The crave for ratings have spilled into the internet from hot-or-not sites to post ratings on progressive weblogs. This isn't surprising, but what is startling (and humbling) is how easily I could be sucked into such things. When this blog was newer, I submitted it to several review sites as well as to directories that had rate options. Now that I look back on it with a mixture of amusement and disgust, I realize that I craved attention and approval--and in some ways, the reviewers (even the cranky ones) obliged. The people inputting votes in the weblog directories weren't so kind, and that hurt.
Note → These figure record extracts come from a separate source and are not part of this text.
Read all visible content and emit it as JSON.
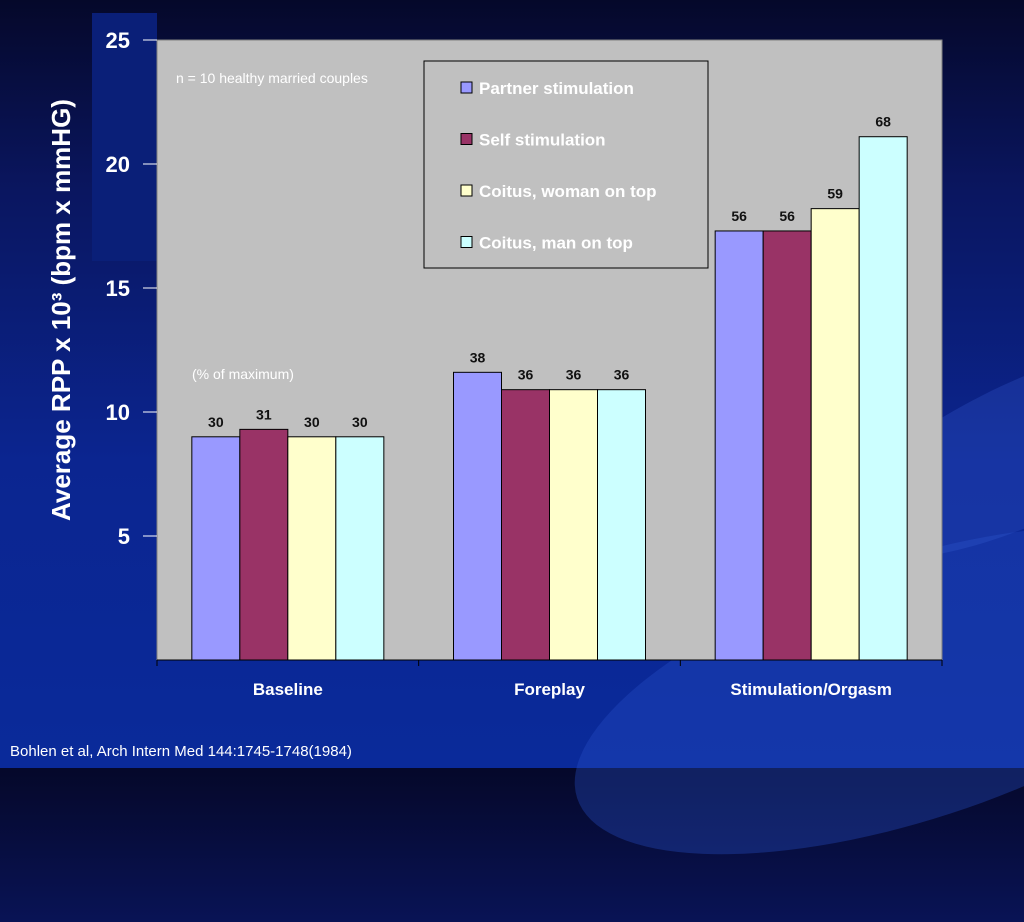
{
  "chart_data": {
    "type": "bar",
    "ylabel": "Average RPP x 10³ (bpm x mmHG)",
    "ylim": [
      0,
      25
    ],
    "yticks": [
      5,
      10,
      15,
      20,
      25
    ],
    "categories": [
      "Baseline",
      "Foreplay",
      "Stimulation/Orgasm"
    ],
    "series": [
      {
        "name": "Partner stimulation",
        "color": "#9999ff",
        "values": [
          9.0,
          11.6,
          17.3
        ],
        "pct_labels": [
          "30",
          "38",
          "56"
        ]
      },
      {
        "name": "Self stimulation",
        "color": "#993366",
        "values": [
          9.3,
          10.9,
          17.3
        ],
        "pct_labels": [
          "31",
          "36",
          "56"
        ]
      },
      {
        "name": "Coitus, woman on top",
        "color": "#ffffcc",
        "values": [
          9.0,
          10.9,
          18.2
        ],
        "pct_labels": [
          "30",
          "36",
          "59"
        ]
      },
      {
        "name": "Coitus, man on top",
        "color": "#ccffff",
        "values": [
          9.0,
          10.9,
          21.1
        ],
        "pct_labels": [
          "30",
          "36",
          "68"
        ]
      }
    ],
    "annotations": [
      "n = 10 healthy married couples",
      "(% of maximum)"
    ],
    "grid": false,
    "legend_position": "top-center",
    "plot_background": "#c0c0c0"
  },
  "citation": "Bohlen et al, Arch Intern Med 144:1745-1748(1984)"
}
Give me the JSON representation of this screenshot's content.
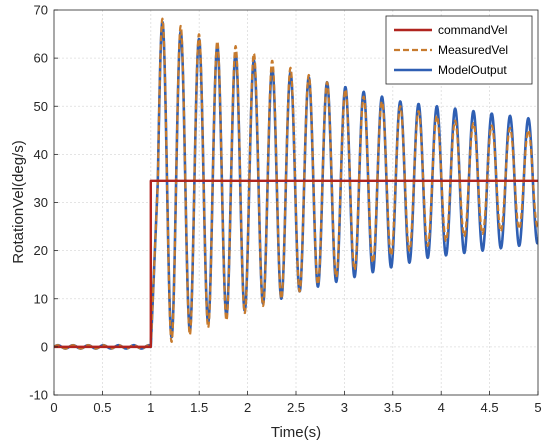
{
  "chart_data": {
    "type": "line",
    "title": "",
    "xlabel": "Time(s)",
    "ylabel": "RotationVel(deg/s)",
    "xlim": [
      0,
      5
    ],
    "ylim": [
      -10,
      70
    ],
    "xticks": [
      0,
      0.5,
      1,
      1.5,
      2,
      2.5,
      3,
      3.5,
      4,
      4.5,
      5
    ],
    "xtick_labels": [
      "0",
      "0.5",
      "1",
      "1.5",
      "2",
      "2.5",
      "3",
      "3.5",
      "4",
      "4.5",
      "5"
    ],
    "yticks": [
      -10,
      0,
      10,
      20,
      30,
      40,
      50,
      60,
      70
    ],
    "ytick_labels": [
      "-10",
      "0",
      "10",
      "20",
      "30",
      "40",
      "50",
      "60",
      "70"
    ],
    "grid": true,
    "legend_position": "top-right",
    "series": [
      {
        "name": "commandVel",
        "color": "#b0241f",
        "style": "solid",
        "x": [
          0,
          1,
          1,
          5
        ],
        "y": [
          0,
          0,
          34.5,
          34.5
        ]
      },
      {
        "name": "MeasuredVel",
        "color": "#c77b2e",
        "style": "dashed",
        "model": {
          "step_time": 1.0,
          "settle": 34.5,
          "period": 0.189,
          "first_peak_time": 1.12,
          "peaks": [
            68.2,
            66.7,
            65.0,
            63.5,
            62.5,
            61.0,
            59.5,
            58.0,
            56.5,
            55.0,
            53.5,
            52.0,
            51.0,
            50.0,
            49.0,
            48.0,
            47.0,
            46.5,
            46.0,
            45.5,
            45.0
          ],
          "troughs": [
            1.0,
            2.5,
            4.0,
            5.5,
            7.0,
            8.5,
            10.0,
            11.5,
            13.0,
            14.5,
            16.0,
            17.5,
            19.0,
            20.0,
            21.0,
            22.0,
            23.0,
            23.5,
            24.0,
            24.5,
            25.0
          ]
        }
      },
      {
        "name": "ModelOutput",
        "color": "#2f5fb3",
        "style": "solid",
        "model": {
          "step_time": 1.0,
          "settle": 34.5,
          "period": 0.189,
          "first_peak_time": 1.12,
          "peaks": [
            67.5,
            65.5,
            64.0,
            62.5,
            61.0,
            59.5,
            58.0,
            57.0,
            56.0,
            55.0,
            54.0,
            53.0,
            52.0,
            51.0,
            50.5,
            50.0,
            49.5,
            49.0,
            48.5,
            48.0,
            47.5
          ],
          "troughs": [
            2.0,
            3.5,
            5.0,
            6.5,
            7.5,
            9.0,
            10.0,
            11.5,
            12.5,
            13.5,
            14.5,
            15.5,
            16.5,
            17.5,
            18.5,
            19.0,
            19.5,
            20.0,
            20.5,
            21.0,
            21.5
          ]
        }
      }
    ]
  }
}
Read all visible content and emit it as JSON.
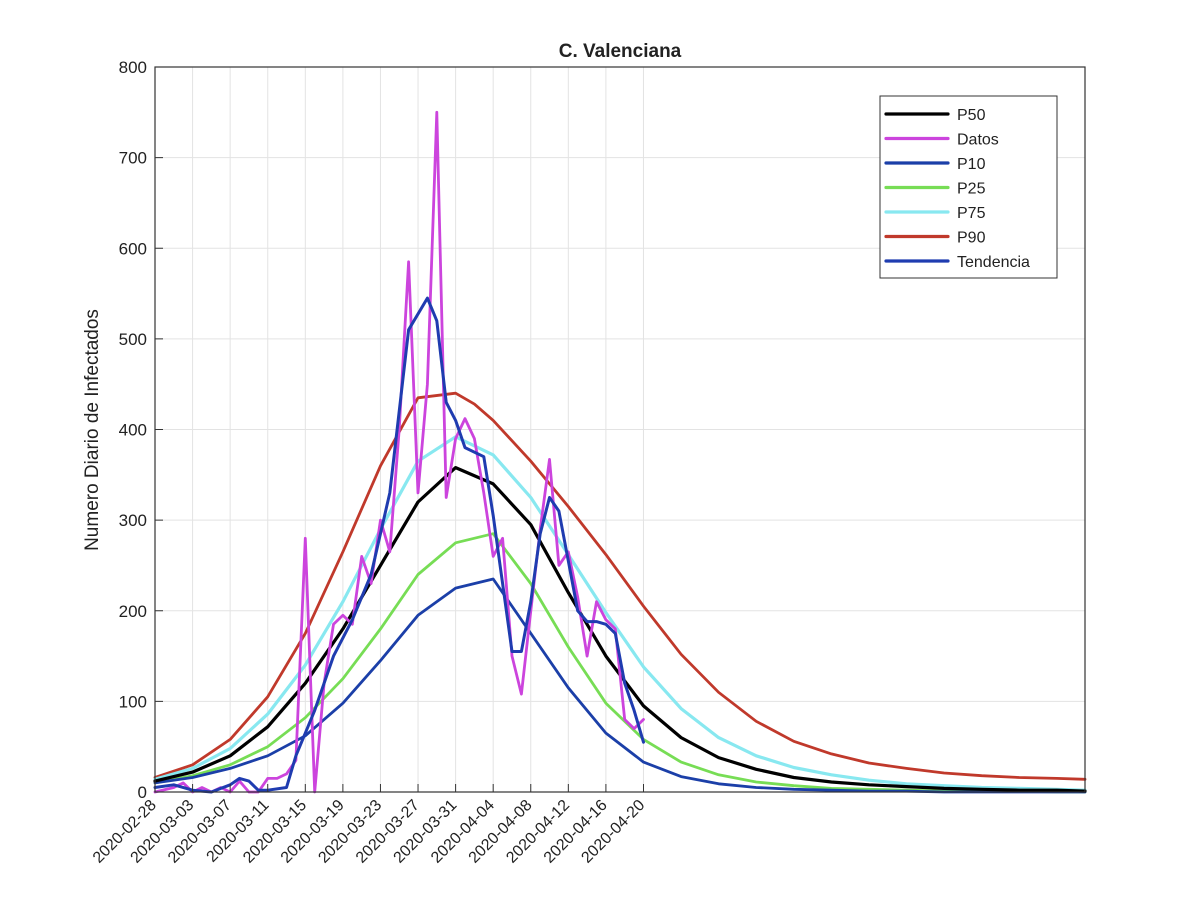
{
  "chart_data": {
    "type": "line",
    "title": "C. Valenciana",
    "ylabel": "Numero Diario de Infectados",
    "xlabel": "",
    "ylim": [
      0,
      800
    ],
    "yticks": [
      0,
      100,
      200,
      300,
      400,
      500,
      600,
      700,
      800
    ],
    "xlim": [
      "2020-02-28",
      "2020-06-06"
    ],
    "xticks": [
      "2020-02-28",
      "2020-03-03",
      "2020-03-07",
      "2020-03-11",
      "2020-03-15",
      "2020-03-19",
      "2020-03-23",
      "2020-03-27",
      "2020-03-31",
      "2020-04-04",
      "2020-04-08",
      "2020-04-12",
      "2020-04-16",
      "2020-04-20"
    ],
    "grid": true,
    "legend_position": "top-right",
    "series": [
      {
        "name": "P50",
        "color": "#000000",
        "points": [
          [
            "2020-02-28",
            12
          ],
          [
            "2020-03-03",
            22
          ],
          [
            "2020-03-07",
            40
          ],
          [
            "2020-03-11",
            72
          ],
          [
            "2020-03-15",
            120
          ],
          [
            "2020-03-19",
            180
          ],
          [
            "2020-03-23",
            250
          ],
          [
            "2020-03-27",
            320
          ],
          [
            "2020-03-31",
            358
          ],
          [
            "2020-04-04",
            340
          ],
          [
            "2020-04-08",
            295
          ],
          [
            "2020-04-12",
            220
          ],
          [
            "2020-04-16",
            150
          ],
          [
            "2020-04-20",
            95
          ],
          [
            "2020-04-24",
            60
          ],
          [
            "2020-04-28",
            38
          ],
          [
            "2020-05-02",
            25
          ],
          [
            "2020-05-06",
            16
          ],
          [
            "2020-05-10",
            11
          ],
          [
            "2020-05-14",
            8
          ],
          [
            "2020-05-18",
            6
          ],
          [
            "2020-05-22",
            4
          ],
          [
            "2020-05-26",
            3
          ],
          [
            "2020-05-30",
            2
          ],
          [
            "2020-06-03",
            2
          ],
          [
            "2020-06-06",
            1
          ]
        ]
      },
      {
        "name": "Datos",
        "color": "#cc44dd",
        "points": [
          [
            "2020-02-28",
            0
          ],
          [
            "2020-03-01",
            5
          ],
          [
            "2020-03-02",
            10
          ],
          [
            "2020-03-03",
            0
          ],
          [
            "2020-03-04",
            5
          ],
          [
            "2020-03-05",
            0
          ],
          [
            "2020-03-06",
            5
          ],
          [
            "2020-03-07",
            0
          ],
          [
            "2020-03-08",
            12
          ],
          [
            "2020-03-09",
            0
          ],
          [
            "2020-03-10",
            0
          ],
          [
            "2020-03-11",
            15
          ],
          [
            "2020-03-12",
            15
          ],
          [
            "2020-03-13",
            20
          ],
          [
            "2020-03-14",
            35
          ],
          [
            "2020-03-15",
            280
          ],
          [
            "2020-03-16",
            0
          ],
          [
            "2020-03-17",
            120
          ],
          [
            "2020-03-18",
            185
          ],
          [
            "2020-03-19",
            195
          ],
          [
            "2020-03-20",
            185
          ],
          [
            "2020-03-21",
            260
          ],
          [
            "2020-03-22",
            230
          ],
          [
            "2020-03-23",
            300
          ],
          [
            "2020-03-24",
            265
          ],
          [
            "2020-03-25",
            400
          ],
          [
            "2020-03-26",
            585
          ],
          [
            "2020-03-27",
            330
          ],
          [
            "2020-03-28",
            450
          ],
          [
            "2020-03-29",
            750
          ],
          [
            "2020-03-30",
            325
          ],
          [
            "2020-03-31",
            390
          ],
          [
            "2020-04-01",
            412
          ],
          [
            "2020-04-02",
            390
          ],
          [
            "2020-04-03",
            330
          ],
          [
            "2020-04-04",
            260
          ],
          [
            "2020-04-05",
            280
          ],
          [
            "2020-04-06",
            150
          ],
          [
            "2020-04-07",
            108
          ],
          [
            "2020-04-08",
            200
          ],
          [
            "2020-04-09",
            290
          ],
          [
            "2020-04-10",
            367
          ],
          [
            "2020-04-11",
            250
          ],
          [
            "2020-04-12",
            265
          ],
          [
            "2020-04-13",
            215
          ],
          [
            "2020-04-14",
            150
          ],
          [
            "2020-04-15",
            210
          ],
          [
            "2020-04-16",
            190
          ],
          [
            "2020-04-17",
            180
          ],
          [
            "2020-04-18",
            80
          ],
          [
            "2020-04-19",
            70
          ],
          [
            "2020-04-20",
            80
          ]
        ]
      },
      {
        "name": "P10",
        "color": "#1b3fa8",
        "points": [
          [
            "2020-02-28",
            10
          ],
          [
            "2020-03-03",
            16
          ],
          [
            "2020-03-07",
            26
          ],
          [
            "2020-03-11",
            40
          ],
          [
            "2020-03-15",
            62
          ],
          [
            "2020-03-19",
            98
          ],
          [
            "2020-03-23",
            145
          ],
          [
            "2020-03-27",
            195
          ],
          [
            "2020-03-31",
            225
          ],
          [
            "2020-04-04",
            235
          ],
          [
            "2020-04-08",
            175
          ],
          [
            "2020-04-12",
            115
          ],
          [
            "2020-04-16",
            65
          ],
          [
            "2020-04-20",
            33
          ],
          [
            "2020-04-24",
            17
          ],
          [
            "2020-04-28",
            9
          ],
          [
            "2020-05-02",
            5
          ],
          [
            "2020-05-06",
            3
          ],
          [
            "2020-05-10",
            2
          ],
          [
            "2020-05-14",
            1
          ],
          [
            "2020-05-18",
            1
          ],
          [
            "2020-05-22",
            0
          ],
          [
            "2020-05-26",
            0
          ],
          [
            "2020-05-30",
            0
          ],
          [
            "2020-06-03",
            0
          ],
          [
            "2020-06-06",
            0
          ]
        ]
      },
      {
        "name": "P25",
        "color": "#77dd55",
        "points": [
          [
            "2020-02-28",
            10
          ],
          [
            "2020-03-03",
            18
          ],
          [
            "2020-03-07",
            30
          ],
          [
            "2020-03-11",
            50
          ],
          [
            "2020-03-15",
            82
          ],
          [
            "2020-03-19",
            125
          ],
          [
            "2020-03-23",
            180
          ],
          [
            "2020-03-27",
            240
          ],
          [
            "2020-03-31",
            275
          ],
          [
            "2020-04-04",
            285
          ],
          [
            "2020-04-08",
            230
          ],
          [
            "2020-04-12",
            160
          ],
          [
            "2020-04-16",
            98
          ],
          [
            "2020-04-20",
            58
          ],
          [
            "2020-04-24",
            33
          ],
          [
            "2020-04-28",
            19
          ],
          [
            "2020-05-02",
            11
          ],
          [
            "2020-05-06",
            7
          ],
          [
            "2020-05-10",
            4
          ],
          [
            "2020-05-14",
            3
          ],
          [
            "2020-05-18",
            2
          ],
          [
            "2020-05-22",
            1
          ],
          [
            "2020-05-26",
            1
          ],
          [
            "2020-05-30",
            1
          ],
          [
            "2020-06-03",
            0
          ],
          [
            "2020-06-06",
            0
          ]
        ]
      },
      {
        "name": "P75",
        "color": "#88e8f0",
        "points": [
          [
            "2020-02-28",
            14
          ],
          [
            "2020-03-03",
            26
          ],
          [
            "2020-03-07",
            48
          ],
          [
            "2020-03-11",
            86
          ],
          [
            "2020-03-15",
            140
          ],
          [
            "2020-03-19",
            210
          ],
          [
            "2020-03-23",
            290
          ],
          [
            "2020-03-27",
            365
          ],
          [
            "2020-03-31",
            392
          ],
          [
            "2020-04-04",
            372
          ],
          [
            "2020-04-08",
            325
          ],
          [
            "2020-04-12",
            262
          ],
          [
            "2020-04-16",
            198
          ],
          [
            "2020-04-20",
            138
          ],
          [
            "2020-04-24",
            92
          ],
          [
            "2020-04-28",
            60
          ],
          [
            "2020-05-02",
            40
          ],
          [
            "2020-05-06",
            27
          ],
          [
            "2020-05-10",
            19
          ],
          [
            "2020-05-14",
            13
          ],
          [
            "2020-05-18",
            9
          ],
          [
            "2020-05-22",
            7
          ],
          [
            "2020-05-26",
            5
          ],
          [
            "2020-05-30",
            4
          ],
          [
            "2020-06-03",
            3
          ],
          [
            "2020-06-06",
            2
          ]
        ]
      },
      {
        "name": "P90",
        "color": "#c0392b",
        "points": [
          [
            "2020-02-28",
            16
          ],
          [
            "2020-03-03",
            30
          ],
          [
            "2020-03-07",
            58
          ],
          [
            "2020-03-11",
            105
          ],
          [
            "2020-03-15",
            175
          ],
          [
            "2020-03-19",
            265
          ],
          [
            "2020-03-23",
            360
          ],
          [
            "2020-03-27",
            435
          ],
          [
            "2020-03-31",
            440
          ],
          [
            "2020-04-02",
            428
          ],
          [
            "2020-04-04",
            410
          ],
          [
            "2020-04-08",
            365
          ],
          [
            "2020-04-12",
            315
          ],
          [
            "2020-04-16",
            262
          ],
          [
            "2020-04-20",
            205
          ],
          [
            "2020-04-24",
            152
          ],
          [
            "2020-04-28",
            110
          ],
          [
            "2020-05-02",
            78
          ],
          [
            "2020-05-06",
            56
          ],
          [
            "2020-05-10",
            42
          ],
          [
            "2020-05-14",
            32
          ],
          [
            "2020-05-18",
            26
          ],
          [
            "2020-05-22",
            21
          ],
          [
            "2020-05-26",
            18
          ],
          [
            "2020-05-30",
            16
          ],
          [
            "2020-06-03",
            15
          ],
          [
            "2020-06-06",
            14
          ]
        ]
      },
      {
        "name": "Tendencia",
        "color": "#1f3cb0",
        "points": [
          [
            "2020-02-28",
            5
          ],
          [
            "2020-03-01",
            8
          ],
          [
            "2020-03-03",
            2
          ],
          [
            "2020-03-05",
            0
          ],
          [
            "2020-03-07",
            8
          ],
          [
            "2020-03-08",
            15
          ],
          [
            "2020-03-09",
            12
          ],
          [
            "2020-03-10",
            2
          ],
          [
            "2020-03-11",
            2
          ],
          [
            "2020-03-13",
            5
          ],
          [
            "2020-03-14",
            40
          ],
          [
            "2020-03-16",
            90
          ],
          [
            "2020-03-18",
            150
          ],
          [
            "2020-03-20",
            190
          ],
          [
            "2020-03-22",
            240
          ],
          [
            "2020-03-24",
            330
          ],
          [
            "2020-03-26",
            510
          ],
          [
            "2020-03-28",
            545
          ],
          [
            "2020-03-29",
            520
          ],
          [
            "2020-03-30",
            430
          ],
          [
            "2020-03-31",
            410
          ],
          [
            "2020-04-01",
            380
          ],
          [
            "2020-04-03",
            370
          ],
          [
            "2020-04-04",
            305
          ],
          [
            "2020-04-05",
            230
          ],
          [
            "2020-04-06",
            155
          ],
          [
            "2020-04-07",
            155
          ],
          [
            "2020-04-08",
            210
          ],
          [
            "2020-04-09",
            285
          ],
          [
            "2020-04-10",
            325
          ],
          [
            "2020-04-11",
            310
          ],
          [
            "2020-04-12",
            255
          ],
          [
            "2020-04-13",
            200
          ],
          [
            "2020-04-14",
            188
          ],
          [
            "2020-04-15",
            188
          ],
          [
            "2020-04-16",
            185
          ],
          [
            "2020-04-17",
            175
          ],
          [
            "2020-04-18",
            120
          ],
          [
            "2020-04-19",
            90
          ],
          [
            "2020-04-20",
            55
          ]
        ]
      }
    ]
  }
}
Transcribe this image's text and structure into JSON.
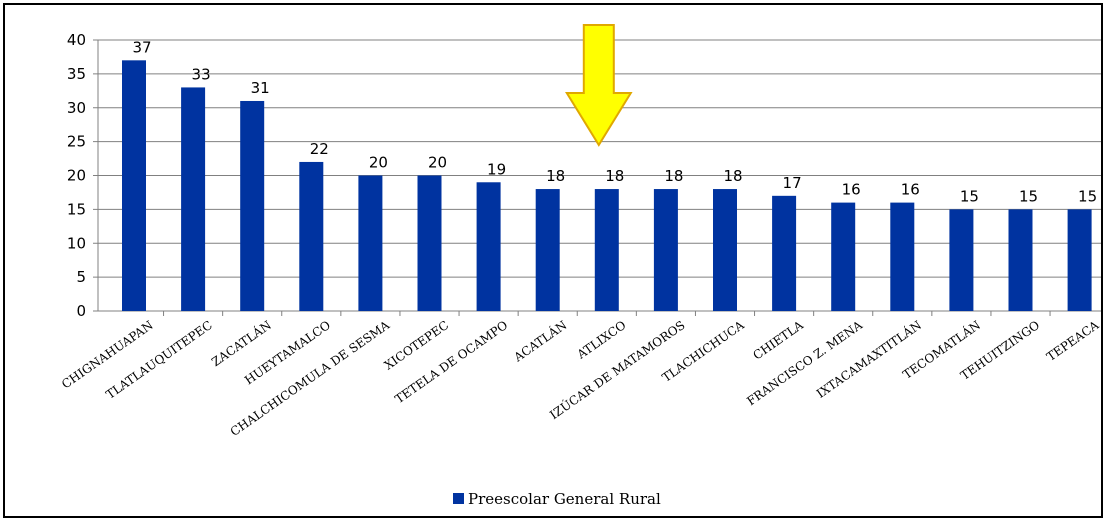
{
  "chart_data": {
    "type": "bar",
    "categories": [
      "CHIGNAHUAPAN",
      "TLATLAUQUITEPEC",
      "ZACATLÁN",
      "HUEYTAMALCO",
      "CHALCHICOMULA DE SESMA",
      "XICOTEPEC",
      "TETELA DE OCAMPO",
      "ACATLÁN",
      "ATLIXCO",
      "IZÚCAR DE MATAMOROS",
      "TLACHICHUCA",
      "CHIETLA",
      "FRANCISCO Z. MENA",
      "IXTACAMAXTITLÁN",
      "TECOMATLÁN",
      "TEHUITZINGO",
      "TEPEACA"
    ],
    "series": [
      {
        "name": "Preescolar General Rural",
        "values": [
          37,
          33,
          31,
          22,
          20,
          20,
          19,
          18,
          18,
          18,
          18,
          17,
          16,
          16,
          15,
          15,
          15
        ]
      }
    ],
    "ylim": [
      0,
      40
    ],
    "yticks": [
      0,
      5,
      10,
      15,
      20,
      25,
      30,
      35,
      40
    ],
    "grid": true,
    "legend_position": "bottom",
    "highlight_category": "ATLIXCO",
    "colors": {
      "bar": "#0033A0",
      "arrow_fill": "#FFFF00",
      "arrow_stroke": "#E0A800",
      "grid": "#808080"
    }
  }
}
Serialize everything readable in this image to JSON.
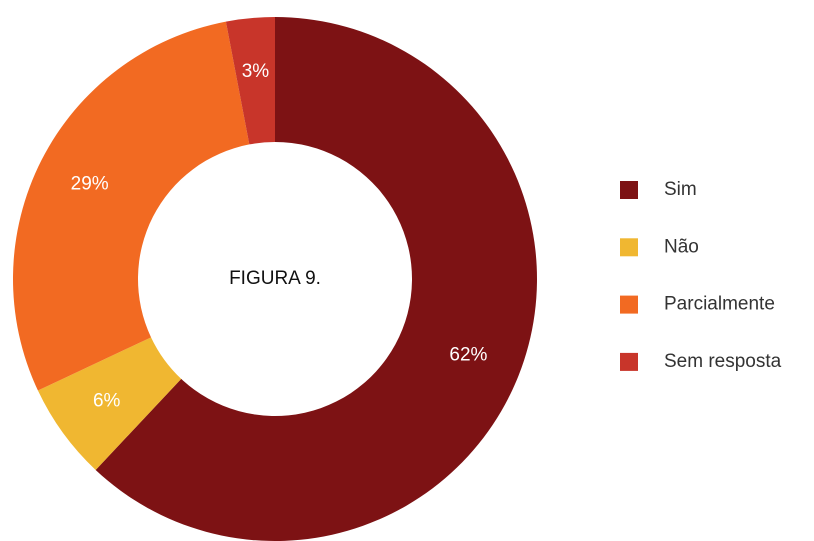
{
  "chart_data": {
    "type": "donut",
    "title": "FIGURA 9.",
    "categories": [
      "Sim",
      "Não",
      "Parcialmente",
      "Sem resposta"
    ],
    "values": [
      62,
      6,
      29,
      3
    ],
    "value_labels": [
      "62%",
      "6%",
      "29%",
      "3%"
    ],
    "colors": [
      "#7d1214",
      "#f0b731",
      "#f26a22",
      "#c8352a"
    ],
    "legend": "right"
  }
}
Aren't we all to some degree approval and attention seeking? Don't we all wish to be important to the world? Someone stated once that one person is not important unless this person was going to bring about world peace or find a cure for cancer and if the person wasn't going to do any of these things, he or she might as well not be born at all. I don't believe that statement--not because that world peace and curing cancer cannot be solved by a single person--but because there are connections to everything and everyone and taking out even an unassuming garbage person from thirty years ago will screw up what we know today.

Yet I'm not immune to those mysterious numbers, despite this self-analysis. Occasionally I still check those blog directories and feel disappointed when someone gives me yet another zero. But I take comfort that the score only reflects someone's opinion (and that someone even bothered to waste their time even submitting a vote) and not my absolute value.